Validating on other language
Lukecn1 opened this issue · comments
Hi there, thank you for the excellent paper and repo!
If I want to train a supervised simcse model using a plm based on another language than english, how can I validate the model performance during training, given that the repo defaults to using STS and other English language tasks?
regards Lukas
Hi,
If there is a similar STS dataset for the language, you can use the corresponding dataset. Otherwise you can use the hyper parameter for English for a rough estimation.
Fair game. As I dont have sts dataset for the language needed, ill try and implement a validation functionality that doesnt rely on sts data.
Ill make a PR once i have implemented and tested it :)

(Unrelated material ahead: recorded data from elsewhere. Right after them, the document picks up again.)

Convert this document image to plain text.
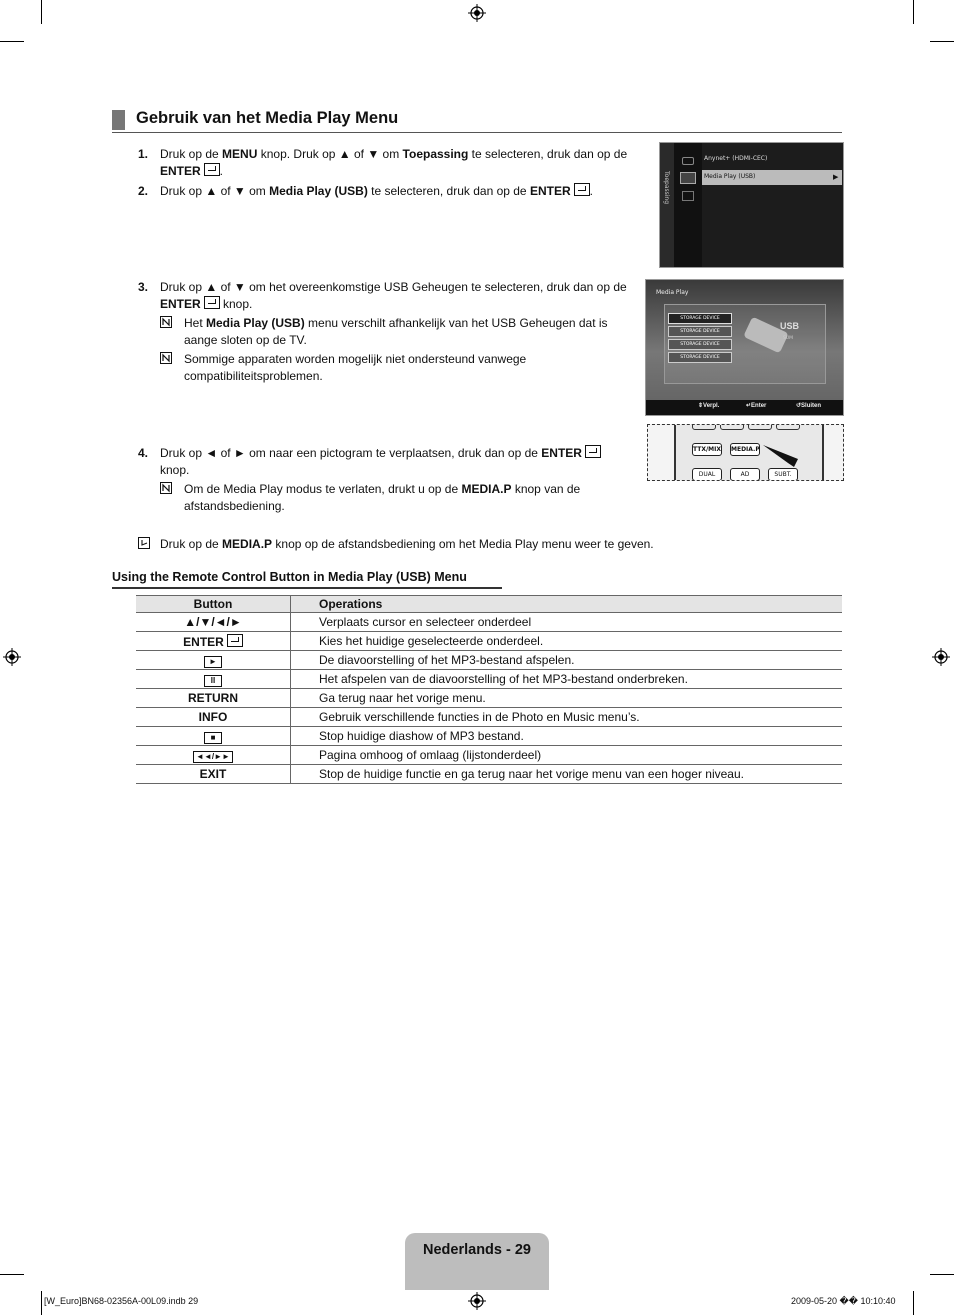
Gebruik van het Media Play Menu
1. Druk op de MENU knop. Druk op ▲ of ▼ om Toepassing te selecteren, druk dan op de
ENTER .
2. Druk op ▲ of ▼ om Media Play (USB) te selecteren, druk dan op de ENTER .	Toepassing
Anynet+ (HDMI-CEC)
Media Play (USB)	▶
3. Druk op ▲ of ▼ om het overeenkomstige USB Geheugen te selecteren, druk dan op de
ENTER knop.
Het Media Play (USB) menu verschilt afhankelijk van het USB Geheugen dat is
aange sloten op de TV.
Sommige apparaten worden mogelijk niet ondersteund vanwege
compatibiliteitsproblemen.
Media Play
STORAGE DEVICE
STORAGE DEVICE
STORAGE DEVICE
STORAGE DEVICE
USB
SUM
⇕Verpl.	↵Enter	↺Sluiten
TTX/MIX MEDIA.P
DUAL	AD	SUBT.
4. Druk op ◄ of ► om naar een pictogram te verplaatsen, druk dan op de ENTER
knop.
Om de Media Play modus te verlaten, drukt u op de MEDIA.P knop van de
afstandsbediening.
Druk op de MEDIA.P knop op de afstandsbediening om het Media Play menu weer te geven.
Using the Remote Control Button in Media Play (USB) Menu
Button	Operations
▲/▼/◄/►	Verplaats cursor en selecteer onderdeel
ENTER	Kies het huidige geselecteerde onderdeel.
►	De diavoorstelling of het MP3-bestand afspelen.
II	Het afspelen van de diavoorstelling of het MP3-bestand onderbreken.
RETURN	Ga terug naar het vorige menu.
INFO	Gebruik verschillende functies in de Photo en Music menu’s.
■	Stop huidige diashow of MP3 bestand.
◄◄/►►	Pagina omhoog of omlaag (lijstonderdeel)
EXIT	Stop de huidige functie en ga terug naar het vorige menu van een hoger niveau.
Nederlands - 29
[W_Euro]BN68-02356A-00L09.indb 29	2009-05-20 �� 10:10:40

There are translated STS-Benchmark in other languages. https://huggingface.co/datasets/stsb_multi_mt, https://github.com/PhilipMay/stsb-multi-mt/tree/main/data and https://github.com/PhilipMay/stsb-multi-mt. PS: You need to preprocess these csv files as '\t' separated and replace them in STS-Benchmark.

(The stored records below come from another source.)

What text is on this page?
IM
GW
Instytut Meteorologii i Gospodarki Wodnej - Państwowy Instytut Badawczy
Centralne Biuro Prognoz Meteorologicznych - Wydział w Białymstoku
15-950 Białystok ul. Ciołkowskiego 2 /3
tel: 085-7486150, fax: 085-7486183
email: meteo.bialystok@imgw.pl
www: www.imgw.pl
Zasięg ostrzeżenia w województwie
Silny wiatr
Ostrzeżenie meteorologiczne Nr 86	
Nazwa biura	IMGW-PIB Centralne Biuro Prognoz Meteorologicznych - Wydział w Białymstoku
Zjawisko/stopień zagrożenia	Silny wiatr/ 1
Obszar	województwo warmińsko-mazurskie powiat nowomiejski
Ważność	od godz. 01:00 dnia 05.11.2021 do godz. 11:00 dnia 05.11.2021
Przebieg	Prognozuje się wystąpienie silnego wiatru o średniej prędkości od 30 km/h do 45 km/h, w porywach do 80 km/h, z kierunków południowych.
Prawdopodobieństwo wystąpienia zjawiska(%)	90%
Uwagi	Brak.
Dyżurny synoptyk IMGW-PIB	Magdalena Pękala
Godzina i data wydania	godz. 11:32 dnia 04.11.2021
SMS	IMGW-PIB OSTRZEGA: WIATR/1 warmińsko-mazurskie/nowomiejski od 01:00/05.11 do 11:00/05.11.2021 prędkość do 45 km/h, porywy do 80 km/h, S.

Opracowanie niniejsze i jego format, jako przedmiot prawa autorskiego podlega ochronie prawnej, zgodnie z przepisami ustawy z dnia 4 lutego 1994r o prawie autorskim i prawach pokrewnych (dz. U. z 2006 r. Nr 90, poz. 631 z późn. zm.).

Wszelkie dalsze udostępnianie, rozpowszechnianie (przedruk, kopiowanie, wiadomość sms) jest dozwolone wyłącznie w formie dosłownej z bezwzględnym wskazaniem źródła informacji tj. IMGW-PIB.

There are translated STS-Benchmark in other languages. https://huggingface.co/datasets/stsb_multi_mt, https://github.com/PhilipMay/stsb-multi-mt/tree/main/data and https://github.com/PhilipMay/stsb-multi-mt. PS: You need to preprocess these csv files as '\t' separated and replace them in STS-Benchmark.
Thanks for sharing :)
I found a way around it, and have written a routine that allows for validating on custom data during training.
This enables validating on other than sentence pair data as well.